Undergraduate, Graduate, 3 credits
Biological Impacts of Climate Change – BIOL 4327/5466 – Dr. Behm
This hands-on course focuses on the climate crisis. The species around us are already responding to the changing climate and regardless of whether humans choose to acknowledge climate change or not, humans are already being affected in multiple ways. In this course, we will explore the many impacts of climate change on biological systems. Through explorations of the effects of climate change on ecosystems, we will explore how these impacts, directly and indirectly, affect humans. The course is split into 7 modules each with a unique theme. The first meeting for each module will be structured as a discussion where we discuss a research paper related to the module’s theme and learn a data collection technique and a statistical technique. The second week within each module will be structured as a lab where we apply what we learned to collect and analyze data. For the readings, we will rely heavily on peer-reviewed scientific journal articles. To jump-start discussions, there will be a quiz about the reading students will submit before class. For the research projects, we will learn a particular research method that scientists use to study the biological impacts of climate change and a data handling method that scientists use to analyze and/or present their data. Students will design, execute, and present (in written or oral form) a research project using these methods for each module. It will be fun! These research projects will comprise the majority of students’ grades for the course.
Undergraduate, Graduate, 3 Credits
Global Change Science Analytics with R – BIOL 3380/5466 – Dr. Helmus
This course provides an overview of how researchers use data to solve global problems such as mass extinction, pandemics, and poverty. Students explore interdisciplinary data, from economics to public health, and learn a marketable skill: communicating data with R, an intuitive statistical computer language. The course is project-based, no prior coding experience is necessary, and no final exam tests are given. Instead, course assessment is on project progress and graphical communication of a global change problem of their choice. The most successful students leave class with the quantitative skills to go out and solve our most pressing problems. Check out some of the final projects.
Undergraduate, Graduate, 3 Credits
Foundations of Ecology – BIOL 8250 – Dr. Helmus
The purpose of this discussion-based graduate seminar is to provide an overview of the theoretical foundations of ecology. Graduate students read classic ecology papers and discuss paper contributions to ecology and relevance to student dissertation research. Students learn how to answer the question “What theory does this paper present or support?” Once students articulate the theory, students will be able to incorporate it into their own research papers and theses.
Graduate, 1 Credit
Ecological Statistics – BIOL 8250 – Dr. Behm
This hands-on graduate statistics seminar focuses on how to use statistics to extract and summarize trends and patterns in ecological data.

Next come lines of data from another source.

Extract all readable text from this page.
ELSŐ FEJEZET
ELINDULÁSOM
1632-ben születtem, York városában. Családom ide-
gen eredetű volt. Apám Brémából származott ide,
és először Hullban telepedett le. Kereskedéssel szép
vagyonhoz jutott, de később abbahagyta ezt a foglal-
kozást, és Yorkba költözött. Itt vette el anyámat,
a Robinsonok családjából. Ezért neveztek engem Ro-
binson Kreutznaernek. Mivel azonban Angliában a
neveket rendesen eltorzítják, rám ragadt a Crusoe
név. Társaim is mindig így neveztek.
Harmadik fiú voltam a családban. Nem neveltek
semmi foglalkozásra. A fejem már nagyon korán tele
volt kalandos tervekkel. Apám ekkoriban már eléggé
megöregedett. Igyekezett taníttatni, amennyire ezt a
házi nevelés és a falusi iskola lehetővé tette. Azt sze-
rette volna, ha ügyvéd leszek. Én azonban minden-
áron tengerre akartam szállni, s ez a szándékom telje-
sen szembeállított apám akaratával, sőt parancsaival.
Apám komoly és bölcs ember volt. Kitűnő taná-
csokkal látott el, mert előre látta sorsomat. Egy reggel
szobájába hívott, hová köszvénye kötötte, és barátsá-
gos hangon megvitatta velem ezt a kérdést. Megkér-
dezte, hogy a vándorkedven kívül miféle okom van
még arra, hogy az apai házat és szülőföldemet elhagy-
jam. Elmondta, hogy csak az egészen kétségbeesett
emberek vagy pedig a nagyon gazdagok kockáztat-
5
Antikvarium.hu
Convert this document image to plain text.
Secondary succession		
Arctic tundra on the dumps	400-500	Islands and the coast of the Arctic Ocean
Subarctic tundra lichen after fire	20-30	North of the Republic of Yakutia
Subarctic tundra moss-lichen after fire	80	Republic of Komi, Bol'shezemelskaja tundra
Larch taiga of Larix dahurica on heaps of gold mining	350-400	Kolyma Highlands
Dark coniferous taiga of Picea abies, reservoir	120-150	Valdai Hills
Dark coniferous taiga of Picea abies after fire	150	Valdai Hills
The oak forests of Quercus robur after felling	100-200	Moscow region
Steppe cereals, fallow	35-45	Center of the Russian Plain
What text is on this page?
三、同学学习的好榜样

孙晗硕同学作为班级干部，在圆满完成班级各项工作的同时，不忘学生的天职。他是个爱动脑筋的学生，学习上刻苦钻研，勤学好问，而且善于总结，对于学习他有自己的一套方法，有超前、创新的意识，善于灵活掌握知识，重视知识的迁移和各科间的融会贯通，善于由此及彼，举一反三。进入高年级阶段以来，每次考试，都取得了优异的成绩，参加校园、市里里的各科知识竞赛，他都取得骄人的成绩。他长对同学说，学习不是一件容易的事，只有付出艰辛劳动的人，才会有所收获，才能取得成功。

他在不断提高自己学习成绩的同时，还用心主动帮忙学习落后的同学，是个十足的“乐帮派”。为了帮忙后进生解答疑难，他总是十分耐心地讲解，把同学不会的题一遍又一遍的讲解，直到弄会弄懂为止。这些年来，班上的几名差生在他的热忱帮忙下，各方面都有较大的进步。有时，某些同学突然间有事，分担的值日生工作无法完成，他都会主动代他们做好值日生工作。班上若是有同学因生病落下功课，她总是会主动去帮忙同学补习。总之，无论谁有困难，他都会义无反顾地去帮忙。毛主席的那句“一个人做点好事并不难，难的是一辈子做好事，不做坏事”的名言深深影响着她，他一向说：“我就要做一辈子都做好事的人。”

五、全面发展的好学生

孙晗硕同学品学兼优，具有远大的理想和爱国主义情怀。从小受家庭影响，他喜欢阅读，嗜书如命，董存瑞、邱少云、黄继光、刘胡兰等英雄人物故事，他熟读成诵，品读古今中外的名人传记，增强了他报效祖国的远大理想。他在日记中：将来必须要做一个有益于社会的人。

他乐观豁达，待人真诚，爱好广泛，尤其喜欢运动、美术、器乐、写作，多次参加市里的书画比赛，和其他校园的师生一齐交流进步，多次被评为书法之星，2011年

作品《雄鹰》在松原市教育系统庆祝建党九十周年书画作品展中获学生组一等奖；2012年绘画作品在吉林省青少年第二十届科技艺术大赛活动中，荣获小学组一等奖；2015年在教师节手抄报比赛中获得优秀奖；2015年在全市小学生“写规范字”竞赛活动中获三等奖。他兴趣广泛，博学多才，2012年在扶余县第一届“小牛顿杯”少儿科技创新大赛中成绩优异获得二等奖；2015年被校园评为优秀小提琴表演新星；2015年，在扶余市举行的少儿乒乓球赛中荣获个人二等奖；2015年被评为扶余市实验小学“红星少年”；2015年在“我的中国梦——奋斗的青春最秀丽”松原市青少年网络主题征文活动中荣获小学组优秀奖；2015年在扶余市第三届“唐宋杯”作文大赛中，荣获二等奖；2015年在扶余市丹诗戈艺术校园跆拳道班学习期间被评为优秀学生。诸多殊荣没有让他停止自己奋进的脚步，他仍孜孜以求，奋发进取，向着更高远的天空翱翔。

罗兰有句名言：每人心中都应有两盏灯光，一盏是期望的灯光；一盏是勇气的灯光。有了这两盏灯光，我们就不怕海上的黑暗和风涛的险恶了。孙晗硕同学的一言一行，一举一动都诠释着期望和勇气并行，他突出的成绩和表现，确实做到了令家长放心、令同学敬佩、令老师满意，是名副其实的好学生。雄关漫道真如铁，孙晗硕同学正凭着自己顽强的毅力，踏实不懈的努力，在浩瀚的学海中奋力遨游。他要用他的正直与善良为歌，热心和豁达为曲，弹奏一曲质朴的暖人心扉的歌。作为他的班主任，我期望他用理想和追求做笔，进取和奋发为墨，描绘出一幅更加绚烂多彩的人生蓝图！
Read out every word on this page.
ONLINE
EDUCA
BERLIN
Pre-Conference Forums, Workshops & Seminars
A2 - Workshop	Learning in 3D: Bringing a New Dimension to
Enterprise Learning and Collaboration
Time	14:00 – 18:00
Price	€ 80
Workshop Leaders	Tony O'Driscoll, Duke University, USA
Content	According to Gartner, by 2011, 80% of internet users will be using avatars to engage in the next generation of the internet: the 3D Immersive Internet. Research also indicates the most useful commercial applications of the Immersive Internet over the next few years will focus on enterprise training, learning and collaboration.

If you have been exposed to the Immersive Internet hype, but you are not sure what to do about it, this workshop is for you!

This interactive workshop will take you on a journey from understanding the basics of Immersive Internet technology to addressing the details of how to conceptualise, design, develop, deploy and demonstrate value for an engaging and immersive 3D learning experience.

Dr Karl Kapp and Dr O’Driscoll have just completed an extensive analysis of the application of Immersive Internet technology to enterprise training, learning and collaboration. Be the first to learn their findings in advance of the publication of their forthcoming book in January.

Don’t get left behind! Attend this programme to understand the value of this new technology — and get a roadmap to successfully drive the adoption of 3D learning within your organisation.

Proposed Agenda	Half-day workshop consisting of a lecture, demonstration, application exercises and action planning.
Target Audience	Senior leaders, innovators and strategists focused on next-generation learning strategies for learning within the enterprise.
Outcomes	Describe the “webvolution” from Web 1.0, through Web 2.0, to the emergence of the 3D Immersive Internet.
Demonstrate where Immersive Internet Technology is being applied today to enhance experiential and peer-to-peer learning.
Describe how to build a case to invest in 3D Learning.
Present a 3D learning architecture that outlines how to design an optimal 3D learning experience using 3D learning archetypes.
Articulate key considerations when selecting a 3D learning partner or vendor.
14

While it is impossible to become proficient in all statistical techniques within the span of a single semester, we will learn the foundational skills that will allow you to identify and implement the statistical methods you would like to use for your graduate work and into your career. In this class, we will have hands-on use of statistical analyses and graphics with R. Students will be responsible for learning and presenting different statistical techniques in R. The goal will be to develop a reference “cheat sheet” of steps and considerations that students can apply beyond this seminar when analyzing a new data set.
Graduate, 3 Credits
Biodiversity and Ecosystem Functioning – BIOL 8250 – Dr. Behm
During this graduate seminar, we will explore how human impacts (and natural processes) alter biodiversity and subsequent ecosystem functioning through the lens of response and effect traits. Human activities (and natural processes) impact ecosystems and shift biodiversity by filtering for species based on their response traits. In turn, the effect traits of these remaining species dictate the nature and strength of ecosystem functioning. When response and effect traits are tightly correlated, ecosystem functioning can decline precipitously, yet the ubiquity of tightly correlated response and effect traits across species, ecosystems, and types of disturbance are not well known. Together we will synthesize from the literature correlations between response and effect traits and the mechanisms by which human impacts alter biodiversity and ecosystem functioning. In addition, we will explore the art of composing ‘data-less’ papers. Ecological theory is often conveyed through ‘data-less’ review, perspective, and/or synthesis papers, and learning to write this type of paper is an important skill. Throughout the course of the semester, we will be reading many ‘data-less’ papers and we will examine the process of how they are structured and published.